On the Internet, popularity is swift and fleeting. A mention of your website on a popular news site can bring 300,000 potential customers your way at once, all expecting to find out who you are and what you have to offer. But if you’re a small company just starting out, your hardware and software aren’t likely to be able to handle that kind of traffic. You’ve sensibly built your site to handle the 30,000 visits per hour you’re actually expecting in your first six months. Under heavy load, such a system would be incapable of showing even your company logo to the 270,000 others that showed up to look around. And those potential customers are not likely to come back after the traffic has subsided.
The answer is not to spend time and money building a system to serve millions of visitors on the first day, when those same systems are only expected to serve mere thousands per day for the subsequent months. If you delay your launch to build big, you miss the opportunity to improve your product by using feedback from your customers. Building big early risks building something your customers don’t want.
Historically, small companies haven’t had access to large systems of servers on day one. The best they could do was to build small and hope that meltdowns wouldn’t damage their reputation as they try to grow. The lucky ones found their audience, got another round of funding, and halted feature development to rebuild their product for larger capacity. The unlucky ones, well, didn’t.
These days, there are other options. Large Internet companies such as Amazon.com, Google, and Microsoft are leasing parts of their high-capacity systems by using a pay-per-use model. Your website is served from those large systems, which are plenty capable of handling sudden surges in traffic and ongoing success. And because you pay only for what you use, there is no up-front investment that goes to waste when traffic is low. As your customer base grows, the costs grow proportionally.
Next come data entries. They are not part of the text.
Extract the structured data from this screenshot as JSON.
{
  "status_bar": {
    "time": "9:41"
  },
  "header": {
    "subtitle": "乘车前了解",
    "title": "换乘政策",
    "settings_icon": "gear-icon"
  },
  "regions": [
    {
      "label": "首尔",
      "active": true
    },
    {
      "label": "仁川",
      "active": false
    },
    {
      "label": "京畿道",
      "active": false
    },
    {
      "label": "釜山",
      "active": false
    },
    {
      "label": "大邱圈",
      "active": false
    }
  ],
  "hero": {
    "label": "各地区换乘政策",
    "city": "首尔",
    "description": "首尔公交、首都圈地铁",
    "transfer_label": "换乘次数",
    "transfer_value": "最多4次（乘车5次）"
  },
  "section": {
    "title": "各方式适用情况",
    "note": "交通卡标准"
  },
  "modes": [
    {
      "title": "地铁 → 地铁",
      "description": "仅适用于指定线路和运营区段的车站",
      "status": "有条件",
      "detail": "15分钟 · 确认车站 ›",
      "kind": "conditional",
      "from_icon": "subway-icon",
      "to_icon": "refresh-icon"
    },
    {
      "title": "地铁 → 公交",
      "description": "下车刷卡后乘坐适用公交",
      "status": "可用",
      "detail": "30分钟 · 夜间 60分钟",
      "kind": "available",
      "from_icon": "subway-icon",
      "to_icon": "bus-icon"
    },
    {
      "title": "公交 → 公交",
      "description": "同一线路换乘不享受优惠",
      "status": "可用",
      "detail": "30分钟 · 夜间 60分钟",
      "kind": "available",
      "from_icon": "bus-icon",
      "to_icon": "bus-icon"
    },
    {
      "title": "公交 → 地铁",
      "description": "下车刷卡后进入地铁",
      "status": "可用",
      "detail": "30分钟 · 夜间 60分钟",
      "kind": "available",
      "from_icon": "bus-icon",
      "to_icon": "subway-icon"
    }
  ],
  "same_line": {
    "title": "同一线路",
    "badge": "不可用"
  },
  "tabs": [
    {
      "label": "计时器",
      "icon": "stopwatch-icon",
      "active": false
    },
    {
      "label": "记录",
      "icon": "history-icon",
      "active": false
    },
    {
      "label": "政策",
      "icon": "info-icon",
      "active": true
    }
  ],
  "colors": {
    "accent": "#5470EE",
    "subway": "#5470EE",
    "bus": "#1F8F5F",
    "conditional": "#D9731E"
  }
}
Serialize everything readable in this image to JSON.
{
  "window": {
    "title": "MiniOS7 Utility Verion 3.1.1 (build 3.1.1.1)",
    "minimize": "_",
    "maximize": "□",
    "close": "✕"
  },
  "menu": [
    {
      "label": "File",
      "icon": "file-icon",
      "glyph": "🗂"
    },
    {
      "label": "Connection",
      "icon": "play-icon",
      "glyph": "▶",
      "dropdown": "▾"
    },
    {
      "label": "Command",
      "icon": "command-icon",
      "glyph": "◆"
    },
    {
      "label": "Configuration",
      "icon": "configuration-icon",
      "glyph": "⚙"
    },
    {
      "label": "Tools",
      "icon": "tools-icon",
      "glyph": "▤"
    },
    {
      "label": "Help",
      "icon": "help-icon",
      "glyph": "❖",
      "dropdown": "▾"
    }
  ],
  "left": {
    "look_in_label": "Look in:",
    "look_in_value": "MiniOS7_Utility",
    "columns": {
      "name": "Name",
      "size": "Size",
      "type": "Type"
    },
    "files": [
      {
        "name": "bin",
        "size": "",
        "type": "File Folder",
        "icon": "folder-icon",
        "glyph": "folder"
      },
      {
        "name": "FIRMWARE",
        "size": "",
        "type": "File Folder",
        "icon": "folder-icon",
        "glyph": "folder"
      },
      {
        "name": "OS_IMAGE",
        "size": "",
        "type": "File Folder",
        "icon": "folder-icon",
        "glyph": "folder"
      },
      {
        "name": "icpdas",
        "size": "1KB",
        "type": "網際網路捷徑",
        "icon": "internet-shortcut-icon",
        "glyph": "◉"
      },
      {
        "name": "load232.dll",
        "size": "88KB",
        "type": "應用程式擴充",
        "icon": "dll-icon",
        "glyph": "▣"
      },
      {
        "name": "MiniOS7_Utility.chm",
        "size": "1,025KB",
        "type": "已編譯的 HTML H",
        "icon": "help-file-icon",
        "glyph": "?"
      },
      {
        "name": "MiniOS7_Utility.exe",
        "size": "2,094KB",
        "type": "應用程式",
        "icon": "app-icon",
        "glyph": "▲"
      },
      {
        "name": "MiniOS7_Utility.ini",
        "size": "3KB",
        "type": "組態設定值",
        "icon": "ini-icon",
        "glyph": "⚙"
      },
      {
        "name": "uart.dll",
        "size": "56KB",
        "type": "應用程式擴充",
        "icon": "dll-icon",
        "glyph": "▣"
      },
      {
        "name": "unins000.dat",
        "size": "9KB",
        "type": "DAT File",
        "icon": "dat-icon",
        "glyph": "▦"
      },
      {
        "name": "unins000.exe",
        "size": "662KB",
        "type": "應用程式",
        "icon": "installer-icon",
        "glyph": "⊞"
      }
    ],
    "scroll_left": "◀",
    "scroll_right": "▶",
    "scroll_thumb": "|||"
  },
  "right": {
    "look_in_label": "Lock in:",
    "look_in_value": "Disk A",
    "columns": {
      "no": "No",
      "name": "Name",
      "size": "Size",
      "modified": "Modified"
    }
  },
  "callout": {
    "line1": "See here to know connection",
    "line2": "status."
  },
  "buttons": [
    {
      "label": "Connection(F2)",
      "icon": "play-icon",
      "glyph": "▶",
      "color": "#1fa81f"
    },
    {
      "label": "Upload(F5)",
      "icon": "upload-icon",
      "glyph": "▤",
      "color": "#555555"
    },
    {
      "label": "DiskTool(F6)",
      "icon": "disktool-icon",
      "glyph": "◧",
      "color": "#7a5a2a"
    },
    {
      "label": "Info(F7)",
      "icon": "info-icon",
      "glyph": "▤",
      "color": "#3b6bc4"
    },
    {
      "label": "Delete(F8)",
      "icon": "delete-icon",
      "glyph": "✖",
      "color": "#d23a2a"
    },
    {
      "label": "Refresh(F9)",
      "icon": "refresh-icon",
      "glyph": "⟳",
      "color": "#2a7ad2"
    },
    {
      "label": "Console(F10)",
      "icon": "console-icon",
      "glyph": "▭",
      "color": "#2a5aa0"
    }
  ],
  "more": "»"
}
Google’s offering, collectively known as Google Cloud Platform, consists of a suite of high-powered services and tools: virtual machines in a variety of sizes, multiple forms of reliable data storage, configurable networking, automatic scaling infrastructure, and even the big data analysis tools that power Google’s products. But Google Cloud Platform does more than provide access to Google’s infrastructure. It encapsulates best practices for application architecture that have been honed by Google engineers for their own products.
The centerpiece of Google Cloud Platform is Google App Engine, an application hosting service that grows automatically. App Engine runs your application so that each user who accesses it gets the same experience as every other user, whether there are dozens of simultaneous users or thousands. Your application code focuses on each individual user’s experience. App Engine takes care of large-scale computing tasks—such as load balancing, data replication, and fault tolerance—automatically.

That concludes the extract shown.